Marzi Mostafa, Towfighi Hasan, Shahbazi Karim, Farahbakhsh Mohsen, Rinklebe Jörg, Lima Eder C
Soil Science Department, University of Tehran, Tehran, Iran.
Soil and Water Research Institute, Agricultural Research Education and Extension Organization, Tehran, Iran.
Environ Sci Pollut Res Int. 2023 Jan;30(1):1318-1332. doi: 10.1007/s11356-022-22310-7. Epub 2022 Aug 1.
Irrigation of carbonate-rich agricultural soils with arsenic (As)-contaminated water leads to the accumulation of As in these soils. In this regard, there is an opportunity to adsorb and fix the As in soil and decrease the As transportation to the plants and subsequently the human food chain. So, the present study aimed to investigate the adsorption-desorption characteristics of As in calcareous soils and the potential of As fixation over time. First, to achieve this purpose, 53 soil samples were gathered from the study site and after the laboratory analysis, the soils were categorized into four groups based on their physicochemical properties. Then, four representative samples of these groups were selected, namely soil 1, soil 2, soil 3, and soil 4. Afterward, the As adsorption-desorption was investigated in a lab-scale batch experiment. Next, the effect of age was assessed by incubating the As-adsorbed soils for 60 days, and to study the impact of temperature, the adsorption was performed at four temperature levels (10, 20, 30, and 40 °C). Finally, the isotherm models were fitted to experimental data, and the amount of loosely and tightly held As was quantified. Results revealed that the As adsorption isotherms were L-type, in which As adsorption increased with the increase of As loading. The double-site Langmuir (DSL) estimated that a limited amount of As was adsorbed on high-energy surfaces and a large amount of As was adsorbed on low-energy surfaces. Desorption results showed that a significant amount of As desorbed immediately; however, the desorption significantly decreased with the increase of age, especially at low equilibrium concentrations. By aging the loosely held As transformed into non-labile forms so that in soils 1, 2, 3, and 4, the fraction of As adsorbed on high-energy surfaces increased from 72.5, 93.2, 63.2, and 123 mg/kg to 167, 141, 70.6, and 196 mg/kg, respectively, and the fraction of As adsorbed on low-energy surfaces decreased from 397, 256, 202, and 317 mg/kg to 182, 238, 173, and 172 mg/kg, respectively (after aging for 60 days). Aging proved to be a promising solution for decreasing As transport into the human food chain and could be employed for crops with longer irrigation cycles. ΔH values were positive and varied from 9.26 to 13.0 kJ/mol, confirming the endothermic nature of adsorption. ΔG values were negative and varied from - 18.8 to - 22.8 kJ/mol at all temperatures, demonstrating the spontaneous nature of adsorption.

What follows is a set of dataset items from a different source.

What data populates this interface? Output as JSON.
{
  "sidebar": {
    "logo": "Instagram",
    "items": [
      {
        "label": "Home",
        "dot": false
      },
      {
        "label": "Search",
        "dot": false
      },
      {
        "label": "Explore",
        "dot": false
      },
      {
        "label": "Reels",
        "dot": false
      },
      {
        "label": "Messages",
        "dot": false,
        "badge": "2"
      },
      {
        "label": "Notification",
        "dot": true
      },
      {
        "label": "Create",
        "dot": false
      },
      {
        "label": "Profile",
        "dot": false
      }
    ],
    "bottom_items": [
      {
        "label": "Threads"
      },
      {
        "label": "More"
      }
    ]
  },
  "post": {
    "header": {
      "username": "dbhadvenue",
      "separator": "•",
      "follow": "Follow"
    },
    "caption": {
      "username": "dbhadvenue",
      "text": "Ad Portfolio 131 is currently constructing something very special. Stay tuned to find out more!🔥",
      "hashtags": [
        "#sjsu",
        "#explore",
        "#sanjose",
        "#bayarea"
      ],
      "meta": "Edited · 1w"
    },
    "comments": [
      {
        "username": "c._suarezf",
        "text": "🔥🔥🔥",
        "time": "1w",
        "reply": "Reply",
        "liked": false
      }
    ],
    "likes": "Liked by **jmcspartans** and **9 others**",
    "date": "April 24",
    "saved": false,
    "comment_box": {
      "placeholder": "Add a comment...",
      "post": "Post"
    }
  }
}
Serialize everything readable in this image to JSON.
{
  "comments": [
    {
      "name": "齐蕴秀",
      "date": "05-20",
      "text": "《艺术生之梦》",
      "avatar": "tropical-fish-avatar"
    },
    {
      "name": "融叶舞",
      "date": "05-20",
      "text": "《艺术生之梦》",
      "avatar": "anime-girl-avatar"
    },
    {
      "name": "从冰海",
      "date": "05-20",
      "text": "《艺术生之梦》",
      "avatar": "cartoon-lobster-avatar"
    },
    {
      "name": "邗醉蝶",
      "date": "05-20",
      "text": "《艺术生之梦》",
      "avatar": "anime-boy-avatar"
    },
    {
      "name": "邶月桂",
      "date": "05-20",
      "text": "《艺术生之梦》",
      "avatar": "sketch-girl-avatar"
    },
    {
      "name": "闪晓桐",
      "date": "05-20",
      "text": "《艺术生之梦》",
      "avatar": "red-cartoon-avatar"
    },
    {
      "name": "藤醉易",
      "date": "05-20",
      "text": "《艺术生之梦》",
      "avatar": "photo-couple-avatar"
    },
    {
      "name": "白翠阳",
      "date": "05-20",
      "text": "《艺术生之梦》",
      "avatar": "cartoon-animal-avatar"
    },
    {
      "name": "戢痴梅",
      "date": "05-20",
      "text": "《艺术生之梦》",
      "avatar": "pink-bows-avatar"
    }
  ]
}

用受砷(As)污染的水灌溉富含碳酸盐的农业土壤会导致这些土壤中砷的积累。在这方面,存在吸附和固定土壤中砷并减少砷向植物以及随后人类食物链转移的机会。因此,本研究旨在调查石灰性土壤中砷的吸附 - 解吸特性以及砷随时间固定的潜力。首先,为实现这一目的,从研究地点采集了53个土壤样本,经过实验室分析后,根据其理化性质将土壤分为四组。然后,从这些组中选取了四个代表性样本,即土壤1、土壤2、土壤3和土壤4。之后,在实验室规模的批量实验中研究了砷的吸附 - 解吸。接下来,通过将吸附砷的土壤孵育60天来评估时间的影响,并且为了研究温度的影响,在四个温度水平(10、20、30和40℃)下进行吸附。最后,将等温线模型拟合到实验数据,并对松散和紧密吸附的砷量进行了量化。结果表明,砷吸附等温线为L型,其中砷吸附量随砷负载量的增加而增加。双位点朗缪尔(DSL)模型估计,有限量的砷吸附在高能表面上,大量的砷吸附在低能表面上。解吸结果表明,大量的砷立即解吸;然而,解吸量随着时间的增加而显著降低,特别是在低平衡浓度下。通过老化,松散吸附的砷转化为非活性形式,因此在土壤1、2、3和4中,吸附在高能表面上的砷分数分别从72.5、93.2、63.2和123mg/kg增加到167、141、70.6和196mg/kg,吸附在低能表面上的砷分数分别从397、256、202和317mg/kg降低到182、238、173和172mg/kg(老化60天后)。老化被证明是减少砷向人类食物链转移的一种有前景的解决方案,可用于灌溉周期较长的作物。ΔH值为正,范围从9.26到13.0kJ/mol,证实了吸附的吸热性质。ΔG值为负,在所有温度下范围从 - 18.8到 - 22.8kJ/mol,表明吸附是自发的。